Younger people (though not only younger people)  surveyed  express little patience for the  four- or five-year cycles of government which seem unresponsive to their needs/goals and they become increasingly drawn to charismatic, go-getting and even aggressive “rule-breakers” and self-styled “strong men” (Trump, Putin et al) in what has been called the “Age of the strong man”. They are frustrated that politicians no longer seem to represent their constituents but are instead driven to act along party political lines and those of party backers (corporates, unions and other interest groups that run outside (or even counter to) the communities that politicians are supposed to represent. The growth of Anti Political Establishment Parties (APEp’s) seems a good indication that people are looking for alternatives that they are not seeing in mainstream politics.

Ian: You are painting a fairly dark picture of where this is all heading – is there anything we can/should be doing to combat this trend?

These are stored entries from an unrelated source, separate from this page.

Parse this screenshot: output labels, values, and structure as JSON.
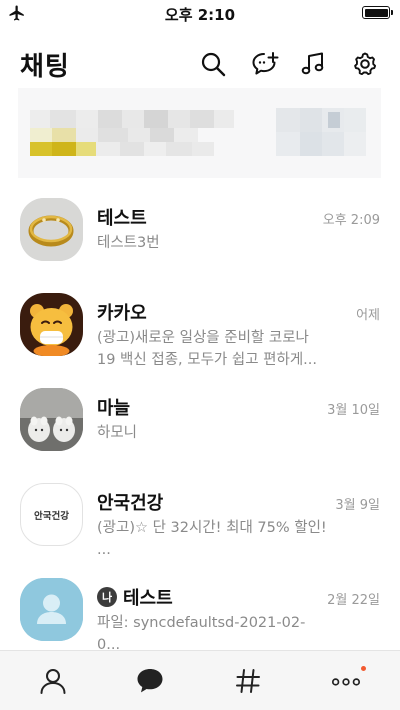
{
  "status_bar": {
    "time": "오후 2:10"
  },
  "header": {
    "title": "채팅",
    "icons": [
      "search-icon",
      "new-chat-icon",
      "music-icon",
      "settings-icon"
    ]
  },
  "banner": {
    "state": "blurred advertisement"
  },
  "chats": [
    {
      "name": "테스트",
      "preview": "테스트3번",
      "time": "오후 2:09",
      "avatar": "ring-photo"
    },
    {
      "name": "카카오",
      "preview": "(광고)새로운 일상을 준비할 코로나 19 백신 접종, 모두가 쉽고 편하게...",
      "time": "어제",
      "avatar": "kakao-character"
    },
    {
      "name": "마늘",
      "preview": "하모니",
      "time": "3월 10일",
      "avatar": "slippers-photo"
    },
    {
      "name": "안국건강",
      "preview": "(광고)☆ 단 32시간! 최대 75% 할인! ...",
      "time": "3월 9일",
      "avatar": "brand-logo",
      "avatar_text": "안국건강"
    },
    {
      "name": "테스트",
      "badge": "나",
      "preview": "파일: syncdefaultsd-2021-02-0...",
      "time": "2월 22일",
      "avatar": "default-profile"
    }
  ],
  "tab_bar": {
    "items": [
      "friends-icon",
      "chat-icon",
      "hashtag-icon",
      "more-icon"
    ],
    "active": "chat-icon",
    "notification_dot_color": "#f25a30"
  }
}
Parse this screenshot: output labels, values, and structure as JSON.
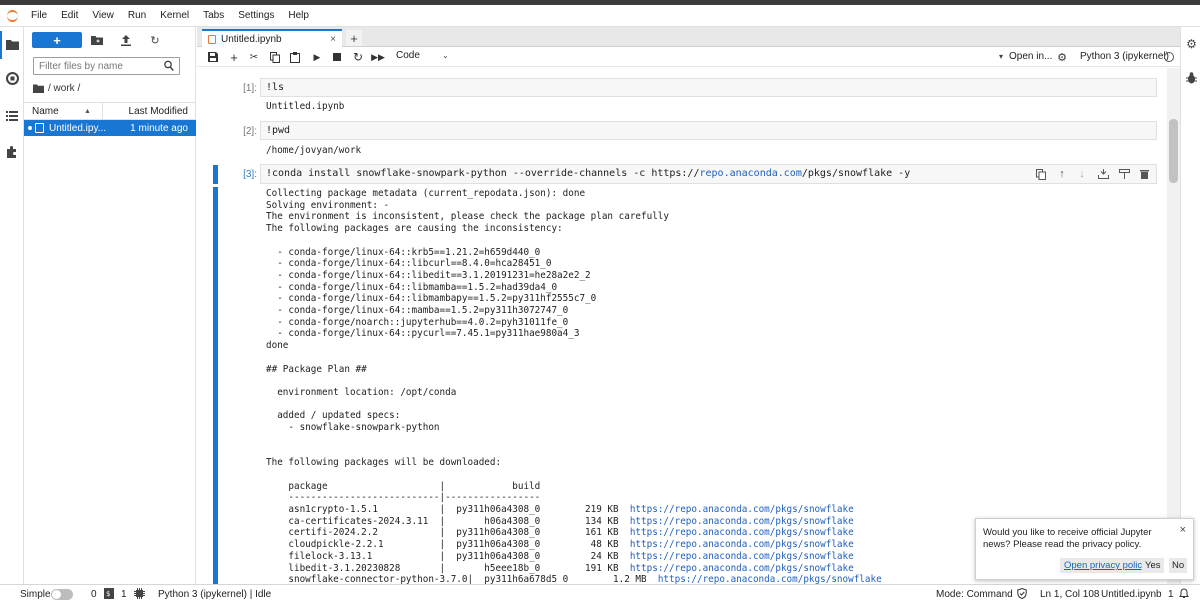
{
  "menubar": {
    "items": [
      "File",
      "Edit",
      "View",
      "Run",
      "Kernel",
      "Tabs",
      "Settings",
      "Help"
    ]
  },
  "filebrowser": {
    "new_label": "+",
    "filter_placeholder": "Filter files by name",
    "breadcrumb": "/ work /",
    "col_name": "Name",
    "col_modified": "Last Modified",
    "files": [
      {
        "name": "Untitled.ipy...",
        "modified": "1 minute ago"
      }
    ]
  },
  "tab": {
    "title": "Untitled.ipynb",
    "close": "×",
    "add": "+"
  },
  "toolbar": {
    "cell_type": "Code",
    "open_in": "Open in...",
    "kernel": "Python 3 (ipykernel)"
  },
  "cells": [
    {
      "prompt": "[1]:",
      "input": "!ls",
      "output": "Untitled.ipynb"
    },
    {
      "prompt": "[2]:",
      "input": "!pwd",
      "output": "/home/jovyan/work"
    },
    {
      "prompt": "[3]:",
      "input_prefix": "!conda install snowflake-snowpark-python --override-channels -c https://",
      "input_url": "repo.anaconda.com",
      "input_suffix": "/pkgs/snowflake -y",
      "output_lines": [
        "Collecting package metadata (current_repodata.json): done",
        "Solving environment: -",
        "The environment is inconsistent, please check the package plan carefully",
        "The following packages are causing the inconsistency:",
        "",
        "  - conda-forge/linux-64::krb5==1.21.2=h659d440_0",
        "  - conda-forge/linux-64::libcurl==8.4.0=hca28451_0",
        "  - conda-forge/linux-64::libedit==3.1.20191231=he28a2e2_2",
        "  - conda-forge/linux-64::libmamba==1.5.2=had39da4_0",
        "  - conda-forge/linux-64::libmambapy==1.5.2=py311hf2555c7_0",
        "  - conda-forge/linux-64::mamba==1.5.2=py311h3072747_0",
        "  - conda-forge/noarch::jupyterhub==4.0.2=pyh31011fe_0",
        "  - conda-forge/linux-64::pycurl==7.45.1=py311hae980a4_3",
        "done",
        "",
        "## Package Plan ##",
        "",
        "  environment location: /opt/conda",
        "",
        "  added / updated specs:",
        "    - snowflake-snowpark-python",
        "",
        "",
        "The following packages will be downloaded:",
        "",
        "    package                    |            build",
        "    ---------------------------|-----------------"
      ],
      "packages": [
        {
          "name": "asn1crypto-1.5.1",
          "build": "py311h06a4308_0",
          "size": "219 KB",
          "url": "https://repo.anaconda.com/pkgs/snowflake"
        },
        {
          "name": "ca-certificates-2024.3.11",
          "build": "h06a4308_0",
          "size": "134 KB",
          "url": "https://repo.anaconda.com/pkgs/snowflake"
        },
        {
          "name": "certifi-2024.2.2",
          "build": "py311h06a4308_0",
          "size": "161 KB",
          "url": "https://repo.anaconda.com/pkgs/snowflake"
        },
        {
          "name": "cloudpickle-2.2.1",
          "build": "py311h06a4308_0",
          "size": "48 KB",
          "url": "https://repo.anaconda.com/pkgs/snowflake"
        },
        {
          "name": "filelock-3.13.1",
          "build": "py311h06a4308_0",
          "size": "24 KB",
          "url": "https://repo.anaconda.com/pkgs/snowflake"
        },
        {
          "name": "libedit-3.1.20230828",
          "build": "h5eee18b_0",
          "size": "191 KB",
          "url": "https://repo.anaconda.com/pkgs/snowflake"
        },
        {
          "name": "snowflake-connector-python-3.7.0",
          "build": "py311h6a678d5_0",
          "size": "1.2 MB",
          "url": "https://repo.anaconda.com/pkgs/snowflake"
        }
      ]
    }
  ],
  "statusbar": {
    "simple": "Simple",
    "terminals": "0",
    "kernels": "1",
    "kernel_status": "Python 3 (ipykernel) | Idle",
    "mode": "Mode: Command",
    "position": "Ln 1, Col 108",
    "file": "Untitled.ipynb",
    "notifications": "1"
  },
  "toast": {
    "message": "Would you like to receive official Jupyter news? Please read the privacy policy.",
    "privacy": "Open privacy policy",
    "yes": "Yes",
    "no": "No",
    "close": "×"
  },
  "colors": {
    "accent": "#1976d2",
    "jupyter_orange": "#f37726",
    "link": "#1f5fbf"
  }
}
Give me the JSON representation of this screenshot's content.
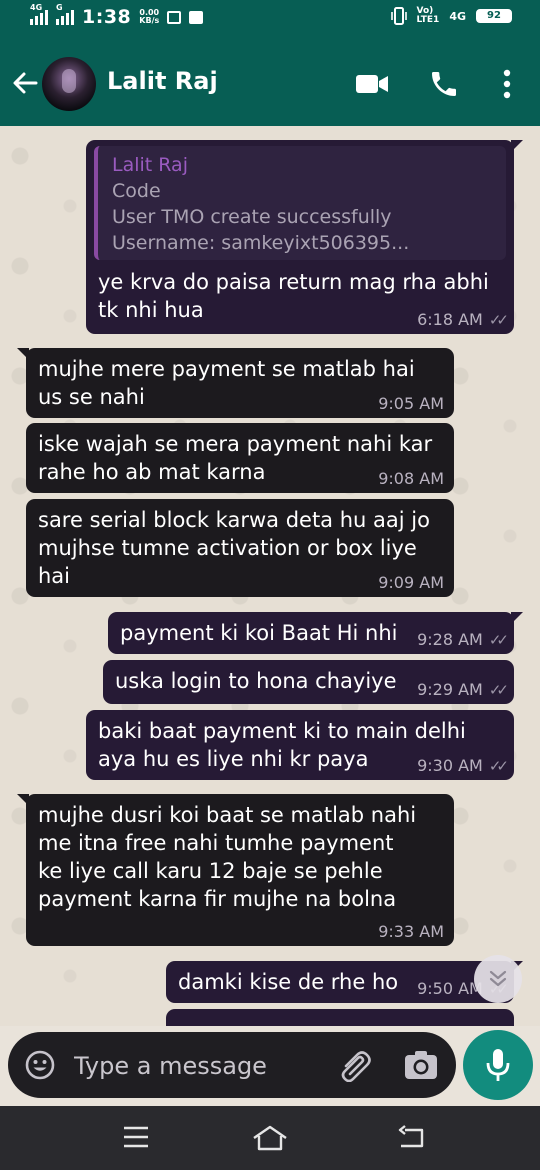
{
  "status_bar": {
    "sim1_label": "4G",
    "sim2_label": "G",
    "time": "1:38",
    "speed_value": "0.00",
    "speed_unit": "KB/s",
    "volte_top": "Vo)",
    "volte_bottom": "LTE1",
    "network": "4G",
    "battery": "92"
  },
  "header": {
    "contact_name": "Lalit Raj"
  },
  "messages": [
    {
      "dir": "out",
      "quote": {
        "name": "Lalit Raj",
        "lines": [
          "Code",
          "User TMO create successfully",
          "Username: samkeyixt506395..."
        ]
      },
      "text": "ye krva do paisa return mag rha abhi tk nhi hua",
      "time": "6:18 AM",
      "ticks": "✓✓"
    },
    {
      "dir": "in",
      "text": "mujhe mere payment se matlab hai us se nahi",
      "time": "9:05 AM"
    },
    {
      "dir": "in",
      "text": "iske wajah se mera payment nahi kar rahe ho ab mat karna",
      "time": "9:08 AM"
    },
    {
      "dir": "in",
      "text": "sare serial block karwa deta hu aaj jo mujhse tumne activation or box liye hai",
      "time": "9:09 AM"
    },
    {
      "dir": "out",
      "text": "payment ki koi Baat Hi nhi",
      "time": "9:28 AM",
      "ticks": "✓✓"
    },
    {
      "dir": "out",
      "text": "uska login to hona chayiye",
      "time": "9:29 AM",
      "ticks": "✓✓"
    },
    {
      "dir": "out",
      "text": "baki baat payment ki to main delhi aya hu es liye nhi kr paya",
      "time": "9:30 AM",
      "ticks": "✓✓"
    },
    {
      "dir": "in",
      "text": "mujhe dusri koi baat se matlab nahi me itna free nahi tumhe payment ke liye call karu 12 baje se pehle payment karna fir mujhe na bolna",
      "time": "9:33 AM"
    },
    {
      "dir": "out",
      "text": "damki kise de rhe ho",
      "time": "9:50 AM",
      "ticks": "✓✓"
    }
  ],
  "composer": {
    "placeholder": "Type a message"
  },
  "icons": {
    "back": "arrow-left-icon",
    "video": "video-call-icon",
    "call": "phone-icon",
    "menu": "more-vert-icon",
    "emoji": "emoji-icon",
    "attach": "paperclip-icon",
    "camera": "camera-icon",
    "mic": "mic-icon"
  },
  "colors": {
    "header": "#075e54",
    "outgoing_bubble": "#261a35",
    "incoming_bubble": "#1c1a1e",
    "mic_button": "#128c7e",
    "quote_accent": "#8a4aa3"
  }
}
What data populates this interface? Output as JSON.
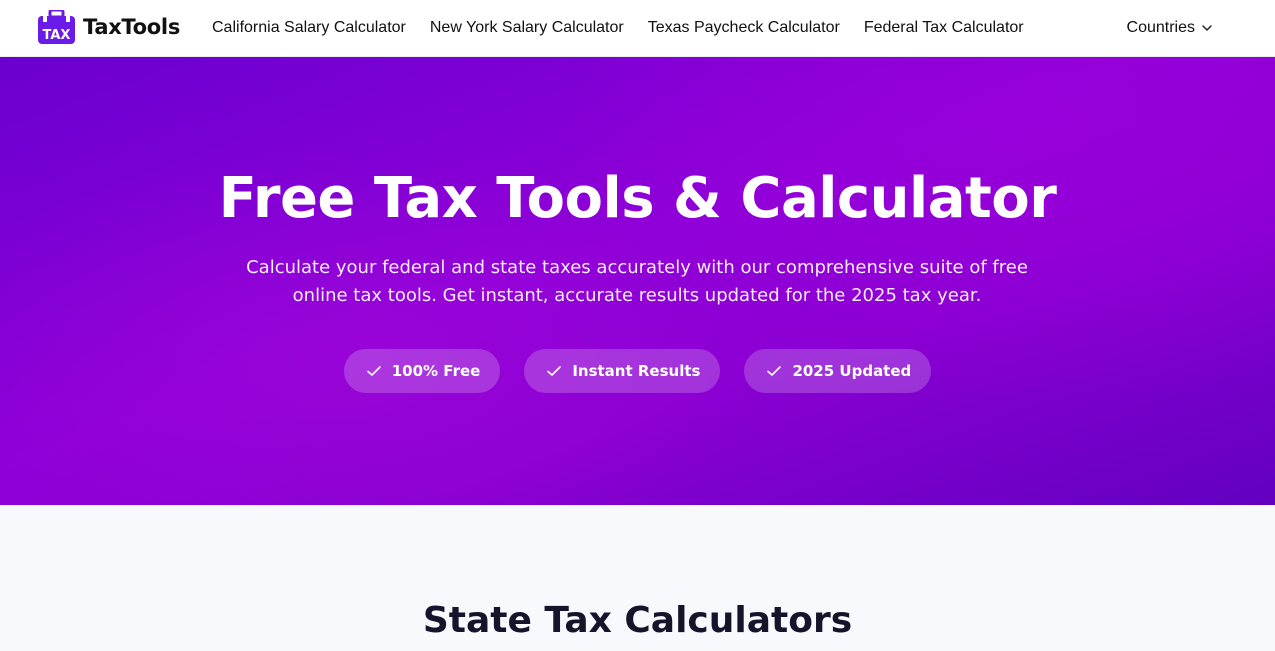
{
  "brand": {
    "logo_text": "TAX",
    "name": "TaxTools"
  },
  "nav": {
    "links": [
      {
        "label": "California Salary Calculator"
      },
      {
        "label": "New York Salary Calculator"
      },
      {
        "label": "Texas Paycheck Calculator"
      },
      {
        "label": "Federal Tax Calculator"
      }
    ],
    "countries_label": "Countries"
  },
  "hero": {
    "title": "Free Tax Tools & Calculator",
    "subtitle": "Calculate your federal and state taxes accurately with our comprehensive suite of free online tax tools. Get instant, accurate results updated for the 2025 tax year.",
    "badges": [
      {
        "label": "100% Free",
        "icon": "check-icon"
      },
      {
        "label": "Instant Results",
        "icon": "check-icon"
      },
      {
        "label": "2025 Updated",
        "icon": "check-icon"
      }
    ]
  },
  "section": {
    "title": "State Tax Calculators"
  },
  "colors": {
    "brand_purple": "#6a1be8",
    "hero_gradient_start": "#6a00d0",
    "hero_gradient_mid": "#9a00d8",
    "hero_gradient_end": "#6200c0",
    "section_background": "#f8f9fc",
    "section_title": "#14142b"
  }
}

George: Democracy requires ”participation”, engagement and discussion – but there are issues  with the way this is carried out in social media which can leaves us vulnerable to being provoked, nudged and even radicalised if we have no broader framework of social groups and peers with whom to engage . Filter bubbles can and do simply re-inforce extreme views.  As those with extreme views are more predictable customers when it comes to the tech platform choosing the ads they are most likely to click.

Besides the “standard” tools of democracy such as elections and referenda  there has been a rise in the last few years of other forms of participation such as “citizen assemblies” and  other “deliberative democracy”  processes. that encourage multiple viewpoints and sources of reliable information which feature respectful debate, compromise and sharing (Win:Win mindset) rather than aggressive posturing and brinkmanship (Win:Lose mindset). We should definitely be encouraging these forms of engagement.

Ian: What would your summary message be to those reading this interview?

George: Well whilst it is clear that there is plenty of inequality and dissent around the world that has little/nothing to do with the Web, I would say that keeping a firm hold of how Web-enabled technologies develop is important as the Web reflects and reinforces so many aspects of modern society:

  1. Don’t take democracy for granted –  it is fragile, has only “lived” for a relatively short period and always carries the seeds of its own destruction. Democracy will not live or die by digital alone. Issues like economic inequalities need to be addressed alongside with regulation that limits the most deleterious effects of “socialmediocracy”
  2. Don’t over- or underestimate the power of  digital technology to both nurture and destroy  cherished values. Don’t think governments are immune to the lure of more and more surveillance  of their citizens or that big tech is going to put protection  of democratcy over its profits  Both regulation and an alert, educated cirtizenry are needed.
  3. Complacency is the enemy here – the biggest danger for democracy is to believe there is no danger. 

Ian: Thanks for a fascinating discussion George.

 

In addition to being a WST Trustee, George is a well-known academic, author and was the director of the EU ESPRIT progam from 1993-1998.